How is that justice? Or even justified? Honestly?
I have now lost any inclination to consider that there is any kind of equal justice in this country. There appears to be only a systemic attempt to enforce a system of feudalism where you do the bidding of your self-appointed "superior" overlords without complaint or get locked up or killed.
Like Chris Rock says... "Don't be female in Texas; Don't be black in Florida; Don't be poor in America."
I think humanity is taking its last gasp here and I wonder if people will awaken and take the demons by the horns and vanquish them.
exboyfil
(17,865 posts)look up the Trevor Dooley case. Everyone in that case recognized both that James (a much larger man and veteran of Iraq) made the initial physical confrontation and had Dooley by the throat taking him to the ground when Dooley shot him. Dooley was charged after two days and convicted this year of manslaughter.
What could the difference be? It appears Zimmerman's best story (which he never had to testify to in court) was that Martin took the first physical action after being followed by Zimmerman at night. Martin a 17 year old who was 25 pounds less than Zimmerman at the time.
Just Saying
(1,799 posts)And I agree with you.
It seems to me since we know he killed someone, if he's going to claim self-defense then while we presume him innocent he still must have some burden to make a case for his defense. Otherwise anyone who kills in absence of witnesses could make this claim and prosecutors are challenged to disprove whatever they come up with. It's ridiculous and probably why a racist, child killer got off.
On a side note, it's nice to see that for once my state got it right! Is Ohio really the only state to require a killer prove self-defense? Well that's just sad. (Thanks for the info Ruby the Liberal!)
petronius
(26,606 posts)worked: on the one hand, you could deny you'd committed the act and the prosecution had the burden of proving you did. But on the other hand, if you admitted you had committed the otherwise-criminal act but you had a good reason, then the burden should fall on you to demonstrate that reason. I'm surprised that that isn't the case in general...
cpwm17
(3,829 posts)There's a loophole in the law, and with the power of the gun lobby, there's much potential for abuse.
Turbineguy
(37,372 posts)to make gun sales go up.
cali
(114,904 posts)insanity under criminal law is a special circumstance. I don't agree that the same requirements should be part of a self defense plea, or that they even could be.
Your post horrifies the fuck out of me. I'm sure you'll have a lot of agreement.

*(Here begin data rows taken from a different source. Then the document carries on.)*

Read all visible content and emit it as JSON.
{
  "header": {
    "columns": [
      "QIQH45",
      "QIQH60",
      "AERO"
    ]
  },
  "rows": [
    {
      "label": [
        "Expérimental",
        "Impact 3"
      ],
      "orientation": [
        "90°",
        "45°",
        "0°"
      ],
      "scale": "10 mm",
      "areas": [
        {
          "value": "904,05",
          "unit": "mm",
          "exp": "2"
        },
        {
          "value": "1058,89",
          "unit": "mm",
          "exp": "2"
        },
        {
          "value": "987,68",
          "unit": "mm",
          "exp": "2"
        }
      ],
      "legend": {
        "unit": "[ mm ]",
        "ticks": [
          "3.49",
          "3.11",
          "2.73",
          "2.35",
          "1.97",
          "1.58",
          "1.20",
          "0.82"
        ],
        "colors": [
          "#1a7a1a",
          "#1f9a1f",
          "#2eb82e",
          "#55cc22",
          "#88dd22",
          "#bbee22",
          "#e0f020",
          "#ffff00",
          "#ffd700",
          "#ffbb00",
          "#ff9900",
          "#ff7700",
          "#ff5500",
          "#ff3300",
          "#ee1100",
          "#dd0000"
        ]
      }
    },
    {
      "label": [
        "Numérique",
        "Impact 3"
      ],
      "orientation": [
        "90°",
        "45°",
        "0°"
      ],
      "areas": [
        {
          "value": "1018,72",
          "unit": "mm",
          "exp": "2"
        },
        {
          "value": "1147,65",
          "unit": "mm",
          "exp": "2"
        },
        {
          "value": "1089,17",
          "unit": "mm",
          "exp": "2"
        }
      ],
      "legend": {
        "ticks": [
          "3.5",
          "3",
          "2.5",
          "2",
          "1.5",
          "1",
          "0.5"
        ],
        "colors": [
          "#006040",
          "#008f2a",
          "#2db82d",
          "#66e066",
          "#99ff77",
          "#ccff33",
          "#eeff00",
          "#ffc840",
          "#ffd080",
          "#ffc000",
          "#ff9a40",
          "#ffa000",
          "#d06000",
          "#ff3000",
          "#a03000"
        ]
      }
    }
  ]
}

I don't want to see the state have even more power and make it even harder for the defense. It's all heavily stacked toward the prosecution in the first place.
really shitty idea.
spin
(17,493 posts)you are guilty until you prove yourself innocent.
cali
(114,904 posts)people are.
Yeah, let's hand the prosecution (state) more power. yeah, that's the ticket.
fuck.
spin
(17,493 posts)I know when I went to high school many years ago in the 1960s we were taught about "innocent until proven guilty beyond a reasonable doubt." I'm not sure that happens today.